SURYA.co.id, PASURUAN – Sebuah truk bermuatan kertas melaju tak terkendali dan memicu kecelakaan beruntun di Jalan Raya Gempol, Kabupaten Pasuruan, Jawa Timur, Kamis (30/7/2026) pagi.
Dalam insiden yang terjadi di tiga titik tersebut, sejumlah korban dilaporkan meninggal dunia dan mengalami luka-luka.
Truk yang melaju dari arah Malang menuju Surabaya itu menghantam sejumlah kendaraan, menerobos median jalan, hingga menabrak rumah warga di sisi barat jalan.
Hingga kini, Satlantas Polres Pasuruan masih melakukan penyelidikan untuk memastikan penyebab kecelakaan. Polisi mengumpulkan berbagai bukti, mulai dari rekaman CCTV, keterangan saksi, hingga hasil olah tempat kejadian perkara (TKP).
Kasatlantas Polres Pasuruan AKP Jauhar Rizqullah Sumirat menjelaskan, kecelakaan bermula sekitar pukul 05.45 WIB.
Saat itu, truk bermuatan kertas melaju dari arah Malang menuju Surabaya. Berdasarkan pemeriksaan awal dan rekaman kamera pengawas, kendaraan diduga mengalami masalah saat melintas di kawasan depan pabrik Indofood, tidak jauh dari SPBU Gempol.
Baca juga: BREAKING NEWS Truk Rem Blong Picu Tabrakan Beruntun dan Korban Jiwa di Gempol Pasuruan
"Dari rekaman CCTV terlihat kendaraan melaju dari arah selatan ke utara. Diduga pengemudi tidak mampu mengendalikan laju kendaraan hingga menabrak truk boks yang berada di depannya," ujar Jauhar.
Benturan pertama membuat truk boks yang ditabrak kehilangan keseimbangan. Kendaraan tersebut kemudian melompati median jalan dan masuk ke jalur berlawanan arah.
Di titik pertama, truk menghantam sebuah mobil tangki air dan dua sepeda motor yang melaju dari arah Surabaya menuju Malang.
Namun, kendaraan tersebut belum berhenti. Truk masih terus bergerak dan kembali menabrak kendaraan lain di depannya.
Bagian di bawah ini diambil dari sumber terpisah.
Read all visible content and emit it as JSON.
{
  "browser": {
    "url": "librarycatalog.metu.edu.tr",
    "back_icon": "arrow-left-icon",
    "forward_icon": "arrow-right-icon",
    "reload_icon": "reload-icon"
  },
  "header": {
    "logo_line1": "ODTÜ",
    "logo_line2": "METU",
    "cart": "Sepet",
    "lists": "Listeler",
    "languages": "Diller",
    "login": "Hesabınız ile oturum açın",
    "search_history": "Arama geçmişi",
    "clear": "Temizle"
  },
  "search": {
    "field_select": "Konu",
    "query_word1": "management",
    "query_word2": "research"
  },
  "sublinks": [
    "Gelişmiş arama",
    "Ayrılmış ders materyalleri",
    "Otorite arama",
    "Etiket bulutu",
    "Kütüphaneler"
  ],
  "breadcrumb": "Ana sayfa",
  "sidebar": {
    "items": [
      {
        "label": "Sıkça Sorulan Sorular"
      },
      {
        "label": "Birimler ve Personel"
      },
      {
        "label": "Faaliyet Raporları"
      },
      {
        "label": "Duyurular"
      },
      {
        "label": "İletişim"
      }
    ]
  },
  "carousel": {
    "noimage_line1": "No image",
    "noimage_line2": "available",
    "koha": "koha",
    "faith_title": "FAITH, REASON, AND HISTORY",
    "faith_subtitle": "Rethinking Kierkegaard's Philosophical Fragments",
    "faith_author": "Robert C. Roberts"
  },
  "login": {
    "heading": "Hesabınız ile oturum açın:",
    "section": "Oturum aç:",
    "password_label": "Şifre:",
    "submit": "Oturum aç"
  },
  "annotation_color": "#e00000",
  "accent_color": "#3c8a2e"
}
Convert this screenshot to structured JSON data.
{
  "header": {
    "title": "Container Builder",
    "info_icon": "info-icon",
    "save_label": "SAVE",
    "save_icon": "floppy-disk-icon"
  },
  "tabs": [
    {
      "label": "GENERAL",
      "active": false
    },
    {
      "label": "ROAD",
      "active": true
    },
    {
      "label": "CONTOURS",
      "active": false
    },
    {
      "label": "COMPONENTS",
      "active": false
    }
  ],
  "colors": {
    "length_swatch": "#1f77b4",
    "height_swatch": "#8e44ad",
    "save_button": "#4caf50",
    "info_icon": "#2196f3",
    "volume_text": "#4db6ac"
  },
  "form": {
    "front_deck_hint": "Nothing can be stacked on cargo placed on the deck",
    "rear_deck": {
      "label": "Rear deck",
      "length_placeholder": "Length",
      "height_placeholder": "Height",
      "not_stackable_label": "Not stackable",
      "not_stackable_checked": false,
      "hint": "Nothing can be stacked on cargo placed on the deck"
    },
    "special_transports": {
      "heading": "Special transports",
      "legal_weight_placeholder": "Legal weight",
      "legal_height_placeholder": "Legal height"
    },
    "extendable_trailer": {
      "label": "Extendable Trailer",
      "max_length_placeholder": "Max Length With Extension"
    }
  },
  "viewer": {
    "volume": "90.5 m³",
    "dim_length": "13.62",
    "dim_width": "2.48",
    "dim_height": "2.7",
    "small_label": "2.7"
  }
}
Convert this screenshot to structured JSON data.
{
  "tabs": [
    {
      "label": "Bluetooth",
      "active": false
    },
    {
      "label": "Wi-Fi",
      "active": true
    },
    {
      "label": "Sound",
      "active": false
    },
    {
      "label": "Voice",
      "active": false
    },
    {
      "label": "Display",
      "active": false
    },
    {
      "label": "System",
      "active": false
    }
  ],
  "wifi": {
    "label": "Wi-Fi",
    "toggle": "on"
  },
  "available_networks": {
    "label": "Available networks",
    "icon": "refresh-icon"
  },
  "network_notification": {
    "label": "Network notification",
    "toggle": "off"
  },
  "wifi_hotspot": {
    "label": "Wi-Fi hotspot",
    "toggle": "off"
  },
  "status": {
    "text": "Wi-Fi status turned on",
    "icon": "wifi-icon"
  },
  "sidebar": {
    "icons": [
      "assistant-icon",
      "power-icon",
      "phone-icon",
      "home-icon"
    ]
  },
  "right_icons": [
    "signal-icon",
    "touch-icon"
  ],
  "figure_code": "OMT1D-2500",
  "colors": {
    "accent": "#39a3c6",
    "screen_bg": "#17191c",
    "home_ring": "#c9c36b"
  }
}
Benturan kedua membuat kendaraan yang tertabrak kembali terdorong melewati median jalan hingga masuk ke jalur berlawanan.
Pada titik kedua ini, truk bahkan masuk ke area pekarangan warga dan sempat melindas sepeda motor.
Setelah itu, kendaraan masih melaju hingga akhirnya menghantam deretan rumah warga di sisi barat jalan.
"Pada titik ketiga kendaraan baru berhenti setelah menabrak beberapa rumah warga," jelas Jauhar.
Akibat kejadian tersebut, sedikitnya lima rumah mengalami kerusakan akibat kerasnya benturan.
Proses evakuasi kendaraan dan pengemudi berlangsung cukup lama karena sopir truk terjepit di dalam kabin yang mengalami kerusakan parah.
Petugas gabungan menggunakan alat berat untuk mengeluarkan pengemudi sekaligus mengevakuasi kendaraan dari lokasi kejadian.
Polisi bersama Basarnas, BPBD, PLN, dan sejumlah instansi terkait juga melakukan pengamanan area untuk mencegah risiko lanjutan, terutama akibat kerusakan fasilitas umum dan tiang listrik.
"Kami dibantu Basarnas, BPBD, PLN, serta stakeholder lainnya untuk mengamankan aset di sekitar lokasi agar proses evakuasi berjalan aman," kata Jauhar.
Setelah seluruh kendaraan dievakuasi, polisi akan melanjutkan penyelidikan dengan memeriksa saksi dan melakukan olah TKP.
Satlantas Polres Pasuruan juga berencana melibatkan tim Polda Jawa Timur untuk melakukan analisis kecelakaan menggunakan metode Traffic Accident Analysis (TAA).
"Kami mengedepankan Scientific Crime Investigation. Seluruh bukti, mulai dari rekaman CCTV, keterangan saksi, hingga hasil olah TKP akan dianalisis untuk mengetahui penyebab pasti kecelakaan," tegasnya.
Selama proses evakuasi berlangsung, jalur nasional Surabaya-Malang mengalami kepadatan.
Polisi menerapkan rekayasa lalu lintas berupa sistem contra flow serta mengalihkan sebagian kendaraan menuju jalan tol untuk mengurai kemacetan.
Masyarakat yang hendak melintas dari arah Surabaya maupun Malang diimbau menggunakan jalur alternatif atau jalan tol hingga proses penanganan kecelakaan selesai.
"Kami mengimbau pengguna jalan untuk sementara menggunakan jalan tol sampai proses penanganan di lokasi selesai," pungkas Jauhar.